И думаю я во сне: окунуть мне Сашеньку или не окунать? Может, холодная для него вода еще будет?

Встаю, подхожу к морю, хочу пощупать, какая вода, а меня как в руку-то кольнет, и горячо-горячо стало…

Открываю глаза. Сестра, вижу, шприц держит и говорит:

— Извините, Евдокия Ивановна, разбудила. Время укол делать, думала, может, не проснетесь, а вы проснулись.

— Ничего, — говорю, — спасибо.

Она ушла. И сон с меня слетел.

Сначала так лежала, с открытыми глазами. Только уже неприятно больно на ночной синий свет смотреть. И кто это придумал ночники те дурацкие? На собственную руку глянешь, будто утопленника рука.

Закрыла я глаза, а сон все одно — стороной обходит.

И на сердце тяжесть. Утюгом, верно, не печет, а дышать трудно.

Стала про море думать. Не помогает. Нет сна.

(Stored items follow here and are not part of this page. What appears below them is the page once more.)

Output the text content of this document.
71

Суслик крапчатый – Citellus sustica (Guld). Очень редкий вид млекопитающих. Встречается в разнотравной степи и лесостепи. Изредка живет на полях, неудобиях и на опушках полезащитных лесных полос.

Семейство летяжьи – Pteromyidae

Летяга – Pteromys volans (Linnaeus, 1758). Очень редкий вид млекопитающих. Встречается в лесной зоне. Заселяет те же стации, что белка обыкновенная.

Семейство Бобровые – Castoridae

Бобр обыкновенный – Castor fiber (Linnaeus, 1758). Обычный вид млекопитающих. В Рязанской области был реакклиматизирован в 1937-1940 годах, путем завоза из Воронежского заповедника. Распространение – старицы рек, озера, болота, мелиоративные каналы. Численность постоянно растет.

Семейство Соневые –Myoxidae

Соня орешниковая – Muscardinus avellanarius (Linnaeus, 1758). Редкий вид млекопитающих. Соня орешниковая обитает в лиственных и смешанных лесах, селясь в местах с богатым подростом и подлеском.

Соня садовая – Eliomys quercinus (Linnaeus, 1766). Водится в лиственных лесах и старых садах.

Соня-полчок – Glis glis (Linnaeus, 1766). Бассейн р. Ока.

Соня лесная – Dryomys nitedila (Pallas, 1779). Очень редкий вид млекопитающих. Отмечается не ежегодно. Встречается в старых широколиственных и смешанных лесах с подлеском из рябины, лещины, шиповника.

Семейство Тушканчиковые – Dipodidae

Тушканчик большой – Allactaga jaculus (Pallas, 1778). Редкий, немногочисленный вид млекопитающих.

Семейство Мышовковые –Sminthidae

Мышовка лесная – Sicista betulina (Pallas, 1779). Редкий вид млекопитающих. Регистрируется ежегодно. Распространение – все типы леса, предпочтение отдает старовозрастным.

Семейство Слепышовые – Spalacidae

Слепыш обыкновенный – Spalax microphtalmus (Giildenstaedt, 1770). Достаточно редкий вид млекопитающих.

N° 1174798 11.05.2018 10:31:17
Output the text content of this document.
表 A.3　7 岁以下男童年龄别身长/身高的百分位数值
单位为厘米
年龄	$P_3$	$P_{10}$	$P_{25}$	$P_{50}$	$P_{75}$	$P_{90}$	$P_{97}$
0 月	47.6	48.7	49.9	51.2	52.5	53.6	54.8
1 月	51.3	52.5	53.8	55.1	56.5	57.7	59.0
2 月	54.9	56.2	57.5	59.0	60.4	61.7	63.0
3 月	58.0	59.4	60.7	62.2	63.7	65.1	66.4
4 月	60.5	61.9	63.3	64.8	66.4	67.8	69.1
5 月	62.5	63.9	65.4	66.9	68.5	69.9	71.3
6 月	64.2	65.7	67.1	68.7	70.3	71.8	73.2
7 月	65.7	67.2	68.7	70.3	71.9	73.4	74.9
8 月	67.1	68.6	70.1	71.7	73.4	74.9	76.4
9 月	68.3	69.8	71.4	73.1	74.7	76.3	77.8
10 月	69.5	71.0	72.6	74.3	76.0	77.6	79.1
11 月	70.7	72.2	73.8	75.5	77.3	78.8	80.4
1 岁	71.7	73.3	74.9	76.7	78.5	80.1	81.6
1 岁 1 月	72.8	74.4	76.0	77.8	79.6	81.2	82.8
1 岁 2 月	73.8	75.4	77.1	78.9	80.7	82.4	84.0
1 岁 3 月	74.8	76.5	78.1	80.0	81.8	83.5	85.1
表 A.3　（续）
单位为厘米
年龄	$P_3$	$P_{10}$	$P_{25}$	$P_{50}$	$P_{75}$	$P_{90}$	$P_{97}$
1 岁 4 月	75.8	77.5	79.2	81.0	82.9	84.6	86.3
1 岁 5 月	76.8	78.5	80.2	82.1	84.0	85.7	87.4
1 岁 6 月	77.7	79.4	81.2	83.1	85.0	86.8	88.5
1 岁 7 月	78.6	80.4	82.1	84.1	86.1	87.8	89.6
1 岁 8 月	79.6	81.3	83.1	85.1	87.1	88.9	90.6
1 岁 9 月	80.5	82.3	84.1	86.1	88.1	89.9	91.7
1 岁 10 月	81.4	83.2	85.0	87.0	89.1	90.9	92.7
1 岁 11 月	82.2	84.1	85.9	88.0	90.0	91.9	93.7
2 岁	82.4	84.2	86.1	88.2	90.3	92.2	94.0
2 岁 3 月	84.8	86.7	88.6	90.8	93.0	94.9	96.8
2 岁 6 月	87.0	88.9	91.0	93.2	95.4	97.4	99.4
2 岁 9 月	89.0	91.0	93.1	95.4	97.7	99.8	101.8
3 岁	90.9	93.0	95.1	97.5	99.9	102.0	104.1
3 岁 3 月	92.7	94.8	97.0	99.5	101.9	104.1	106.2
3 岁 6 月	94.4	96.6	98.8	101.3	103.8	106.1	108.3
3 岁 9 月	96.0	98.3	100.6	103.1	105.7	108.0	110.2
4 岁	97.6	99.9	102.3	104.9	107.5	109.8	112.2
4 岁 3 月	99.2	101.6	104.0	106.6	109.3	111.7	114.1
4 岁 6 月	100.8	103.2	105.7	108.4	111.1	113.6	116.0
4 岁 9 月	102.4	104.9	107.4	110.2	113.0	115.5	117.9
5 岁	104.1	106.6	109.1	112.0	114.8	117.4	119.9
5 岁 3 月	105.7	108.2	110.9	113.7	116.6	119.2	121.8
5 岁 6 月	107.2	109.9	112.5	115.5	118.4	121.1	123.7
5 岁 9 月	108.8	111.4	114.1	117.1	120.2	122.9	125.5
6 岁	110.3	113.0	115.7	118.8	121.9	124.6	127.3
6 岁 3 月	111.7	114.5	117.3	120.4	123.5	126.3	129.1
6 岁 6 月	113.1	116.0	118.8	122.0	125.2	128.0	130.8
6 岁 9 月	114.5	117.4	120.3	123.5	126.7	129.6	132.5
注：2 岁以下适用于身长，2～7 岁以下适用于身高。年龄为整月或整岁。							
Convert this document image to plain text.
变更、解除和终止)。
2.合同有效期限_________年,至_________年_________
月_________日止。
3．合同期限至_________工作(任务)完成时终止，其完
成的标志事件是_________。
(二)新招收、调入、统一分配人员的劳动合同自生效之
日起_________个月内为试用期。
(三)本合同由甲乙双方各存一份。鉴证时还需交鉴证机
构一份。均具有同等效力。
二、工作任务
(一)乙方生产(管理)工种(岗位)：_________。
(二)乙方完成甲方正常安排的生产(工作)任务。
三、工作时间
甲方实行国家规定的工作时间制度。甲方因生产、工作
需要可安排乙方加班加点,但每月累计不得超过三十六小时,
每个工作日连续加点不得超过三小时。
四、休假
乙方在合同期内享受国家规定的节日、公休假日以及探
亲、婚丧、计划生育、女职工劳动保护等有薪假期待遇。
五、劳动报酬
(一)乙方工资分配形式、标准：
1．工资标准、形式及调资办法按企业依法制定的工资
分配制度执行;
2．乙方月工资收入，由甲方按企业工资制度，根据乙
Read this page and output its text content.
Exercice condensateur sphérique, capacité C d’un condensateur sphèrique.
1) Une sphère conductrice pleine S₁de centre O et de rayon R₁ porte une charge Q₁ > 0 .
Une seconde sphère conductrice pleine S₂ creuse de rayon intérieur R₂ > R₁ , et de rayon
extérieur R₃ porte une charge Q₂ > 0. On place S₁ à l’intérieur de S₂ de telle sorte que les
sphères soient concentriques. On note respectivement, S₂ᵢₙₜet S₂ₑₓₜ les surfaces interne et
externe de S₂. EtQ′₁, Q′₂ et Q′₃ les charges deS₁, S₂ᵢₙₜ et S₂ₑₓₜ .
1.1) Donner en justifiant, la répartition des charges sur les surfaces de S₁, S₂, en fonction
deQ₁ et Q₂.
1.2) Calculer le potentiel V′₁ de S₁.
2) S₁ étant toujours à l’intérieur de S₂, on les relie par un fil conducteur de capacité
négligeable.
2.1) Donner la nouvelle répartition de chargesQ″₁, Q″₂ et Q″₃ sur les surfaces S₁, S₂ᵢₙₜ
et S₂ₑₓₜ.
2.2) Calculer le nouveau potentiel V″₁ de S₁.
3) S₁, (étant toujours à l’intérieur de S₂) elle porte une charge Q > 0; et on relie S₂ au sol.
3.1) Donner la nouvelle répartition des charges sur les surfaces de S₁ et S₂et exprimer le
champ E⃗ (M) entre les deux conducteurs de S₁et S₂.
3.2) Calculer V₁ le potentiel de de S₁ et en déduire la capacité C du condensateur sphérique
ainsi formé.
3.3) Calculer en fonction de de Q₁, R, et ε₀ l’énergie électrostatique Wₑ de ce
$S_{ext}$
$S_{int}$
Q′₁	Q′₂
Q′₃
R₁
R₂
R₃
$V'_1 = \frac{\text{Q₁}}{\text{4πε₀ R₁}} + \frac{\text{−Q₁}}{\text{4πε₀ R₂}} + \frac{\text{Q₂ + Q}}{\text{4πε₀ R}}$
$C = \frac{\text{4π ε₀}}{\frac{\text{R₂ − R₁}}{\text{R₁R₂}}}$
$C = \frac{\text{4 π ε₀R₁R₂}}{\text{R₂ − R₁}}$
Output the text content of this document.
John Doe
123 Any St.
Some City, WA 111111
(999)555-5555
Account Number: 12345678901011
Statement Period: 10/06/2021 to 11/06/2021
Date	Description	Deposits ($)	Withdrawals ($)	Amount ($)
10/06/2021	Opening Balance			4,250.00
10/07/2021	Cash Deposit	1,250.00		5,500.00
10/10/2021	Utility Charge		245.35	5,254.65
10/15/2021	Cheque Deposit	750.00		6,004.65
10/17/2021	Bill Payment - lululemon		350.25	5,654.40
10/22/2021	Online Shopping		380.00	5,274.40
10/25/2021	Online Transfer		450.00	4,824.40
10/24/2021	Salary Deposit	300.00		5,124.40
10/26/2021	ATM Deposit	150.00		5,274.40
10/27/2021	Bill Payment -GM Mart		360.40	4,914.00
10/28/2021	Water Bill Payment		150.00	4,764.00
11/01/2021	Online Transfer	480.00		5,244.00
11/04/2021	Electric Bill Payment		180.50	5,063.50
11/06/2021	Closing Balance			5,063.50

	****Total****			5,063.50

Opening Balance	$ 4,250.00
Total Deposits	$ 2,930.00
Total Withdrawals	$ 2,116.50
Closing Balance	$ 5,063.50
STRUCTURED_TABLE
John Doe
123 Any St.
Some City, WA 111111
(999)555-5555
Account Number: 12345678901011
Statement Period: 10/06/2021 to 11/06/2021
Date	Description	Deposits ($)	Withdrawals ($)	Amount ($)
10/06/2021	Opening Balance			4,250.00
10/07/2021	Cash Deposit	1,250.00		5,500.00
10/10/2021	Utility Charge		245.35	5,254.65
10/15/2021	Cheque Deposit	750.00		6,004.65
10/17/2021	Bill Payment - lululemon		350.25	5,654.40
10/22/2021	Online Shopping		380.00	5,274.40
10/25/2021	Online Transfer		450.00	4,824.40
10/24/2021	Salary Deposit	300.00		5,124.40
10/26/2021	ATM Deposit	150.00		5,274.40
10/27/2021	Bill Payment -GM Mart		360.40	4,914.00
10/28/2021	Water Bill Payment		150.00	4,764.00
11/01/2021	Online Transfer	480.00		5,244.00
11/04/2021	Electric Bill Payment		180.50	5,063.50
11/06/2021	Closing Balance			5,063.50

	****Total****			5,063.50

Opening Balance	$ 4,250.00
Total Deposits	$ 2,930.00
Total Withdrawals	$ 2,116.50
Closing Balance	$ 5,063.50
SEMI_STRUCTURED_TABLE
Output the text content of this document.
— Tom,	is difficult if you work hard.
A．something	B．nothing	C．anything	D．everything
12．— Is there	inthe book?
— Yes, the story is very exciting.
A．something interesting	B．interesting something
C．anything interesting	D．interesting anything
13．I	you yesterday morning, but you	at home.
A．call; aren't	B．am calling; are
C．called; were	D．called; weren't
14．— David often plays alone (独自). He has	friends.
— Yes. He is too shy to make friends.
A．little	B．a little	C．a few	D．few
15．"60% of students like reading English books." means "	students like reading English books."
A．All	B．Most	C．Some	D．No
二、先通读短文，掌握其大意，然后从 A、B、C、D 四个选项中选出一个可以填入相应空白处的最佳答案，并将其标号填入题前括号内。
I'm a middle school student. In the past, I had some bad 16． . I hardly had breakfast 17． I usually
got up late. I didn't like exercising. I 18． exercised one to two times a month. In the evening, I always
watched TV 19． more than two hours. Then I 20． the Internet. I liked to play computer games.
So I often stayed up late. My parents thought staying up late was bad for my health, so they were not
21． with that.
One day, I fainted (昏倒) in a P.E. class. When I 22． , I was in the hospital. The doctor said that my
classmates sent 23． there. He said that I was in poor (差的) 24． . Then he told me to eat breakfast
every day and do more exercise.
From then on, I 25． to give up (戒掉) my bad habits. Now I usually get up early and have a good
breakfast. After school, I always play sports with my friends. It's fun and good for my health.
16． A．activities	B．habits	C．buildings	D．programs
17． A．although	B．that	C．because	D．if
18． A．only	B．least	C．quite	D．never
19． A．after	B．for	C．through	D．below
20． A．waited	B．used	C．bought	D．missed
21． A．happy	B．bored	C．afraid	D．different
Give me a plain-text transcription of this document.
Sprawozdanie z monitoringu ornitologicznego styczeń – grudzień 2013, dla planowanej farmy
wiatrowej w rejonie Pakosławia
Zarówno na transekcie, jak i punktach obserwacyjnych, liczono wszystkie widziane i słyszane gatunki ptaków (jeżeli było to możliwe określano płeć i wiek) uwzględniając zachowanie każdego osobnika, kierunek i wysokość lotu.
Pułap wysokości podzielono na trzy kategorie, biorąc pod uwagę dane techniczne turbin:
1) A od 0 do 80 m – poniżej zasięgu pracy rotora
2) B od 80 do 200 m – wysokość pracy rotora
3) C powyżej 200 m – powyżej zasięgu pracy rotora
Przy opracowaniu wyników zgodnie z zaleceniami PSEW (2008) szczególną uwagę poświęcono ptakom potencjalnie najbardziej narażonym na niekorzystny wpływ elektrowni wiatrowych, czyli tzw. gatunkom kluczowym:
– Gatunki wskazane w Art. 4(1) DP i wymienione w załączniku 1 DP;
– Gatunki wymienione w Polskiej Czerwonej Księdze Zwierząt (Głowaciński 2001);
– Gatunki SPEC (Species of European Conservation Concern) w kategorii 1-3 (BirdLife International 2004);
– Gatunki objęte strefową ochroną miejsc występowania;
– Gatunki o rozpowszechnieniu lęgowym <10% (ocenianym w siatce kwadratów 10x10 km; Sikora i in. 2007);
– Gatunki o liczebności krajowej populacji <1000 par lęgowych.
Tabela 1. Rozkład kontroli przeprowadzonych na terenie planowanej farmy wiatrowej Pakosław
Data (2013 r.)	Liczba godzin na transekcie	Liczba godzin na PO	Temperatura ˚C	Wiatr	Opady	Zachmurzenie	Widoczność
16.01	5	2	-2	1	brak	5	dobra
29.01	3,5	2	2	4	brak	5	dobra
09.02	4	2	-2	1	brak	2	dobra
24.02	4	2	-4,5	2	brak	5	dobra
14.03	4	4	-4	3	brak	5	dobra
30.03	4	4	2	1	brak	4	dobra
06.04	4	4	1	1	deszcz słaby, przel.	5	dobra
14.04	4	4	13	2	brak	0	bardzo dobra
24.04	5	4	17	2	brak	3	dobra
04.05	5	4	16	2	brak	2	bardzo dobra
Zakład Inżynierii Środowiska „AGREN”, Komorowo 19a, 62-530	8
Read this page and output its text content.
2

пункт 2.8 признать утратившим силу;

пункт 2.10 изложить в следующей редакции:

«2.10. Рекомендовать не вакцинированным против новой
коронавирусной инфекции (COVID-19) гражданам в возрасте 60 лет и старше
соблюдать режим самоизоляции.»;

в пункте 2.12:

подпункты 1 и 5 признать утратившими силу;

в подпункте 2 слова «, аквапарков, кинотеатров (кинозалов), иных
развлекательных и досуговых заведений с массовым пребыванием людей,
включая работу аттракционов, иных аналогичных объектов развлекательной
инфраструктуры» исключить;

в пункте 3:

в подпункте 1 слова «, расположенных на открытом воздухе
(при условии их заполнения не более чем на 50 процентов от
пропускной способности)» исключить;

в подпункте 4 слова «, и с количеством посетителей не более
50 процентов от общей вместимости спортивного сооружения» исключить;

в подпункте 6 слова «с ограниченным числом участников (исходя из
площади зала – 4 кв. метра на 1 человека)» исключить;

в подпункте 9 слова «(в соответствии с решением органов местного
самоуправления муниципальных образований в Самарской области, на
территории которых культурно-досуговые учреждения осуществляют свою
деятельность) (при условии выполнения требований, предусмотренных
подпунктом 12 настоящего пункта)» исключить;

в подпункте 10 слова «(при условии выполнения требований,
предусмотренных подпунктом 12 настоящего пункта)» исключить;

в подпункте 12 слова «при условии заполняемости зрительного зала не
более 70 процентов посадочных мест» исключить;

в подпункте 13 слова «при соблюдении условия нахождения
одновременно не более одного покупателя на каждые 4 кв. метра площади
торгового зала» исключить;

Тогда давай Крещатик вспоминать, каким он раньше был, когда мы в Киев из Одессы переехали.

А чего вспомнила?

Одну только кондитерскую. Уж больно там баранки замечательные выпекали. С маком. Румяные. И как умудрялись, не знаю, только баранки те всегда у них горячими были, будто прямо с пода поднятые. И чего они дались мне — баранки? И не голодная, и покупала я их больше для отца — очень он тесто всякое любил, а я равнодушная к баранкам была. Пирожки с вишней, верно, любила. Мать-покойница очень ловко их пекла. Ровненькие, один к одному. И корочка хрусткая, блестящая…

Чудно! Вся память о матери осталась — пирожки с вишнею, а лица ее совсем уже не представляю, только на фотографии…

Извелась, а сна нет. И ворочаться тяжко. И лежать устала — спина немеет.

Что делать?

Сестру звать, таблетку просить усыпительную? Не люблю я таблеток. И девчонку жалко — избегалась с нами, лежачими Может, только прикорнула. Ночь ведь. И тут подумала: а сколько же времени сейчас будет?

Достала часы Ленькины из-под подушки. Блестят они в синем освещении, вроде и не часы, а раковина придонная.

Так вертела, этак — не видать стрелок. К уху приложила — стучат. Делать нечего — лежу, слушаю.

И успокоилась.

Они идут, я слышу. Значит, живая еще.

И-дут, и-дут, и-дут… Ленины… часы…

Тик-так, и-дут, тик-так, и-дут… Тихо, а слышно.

А потом вроде бы провалилась. И до самого света спала.

Утром Риммочка зашла. С цветами. Выписывают ее. Попрощаться заглянула. Славная девочка. Жалко ее. А те цветы не могу я видеть. Астры. Терпеть не могу. Покойницкие цветы. Риммочка ушла, я их с тумбочки на пол переставила, чтобы в глаза не лезли.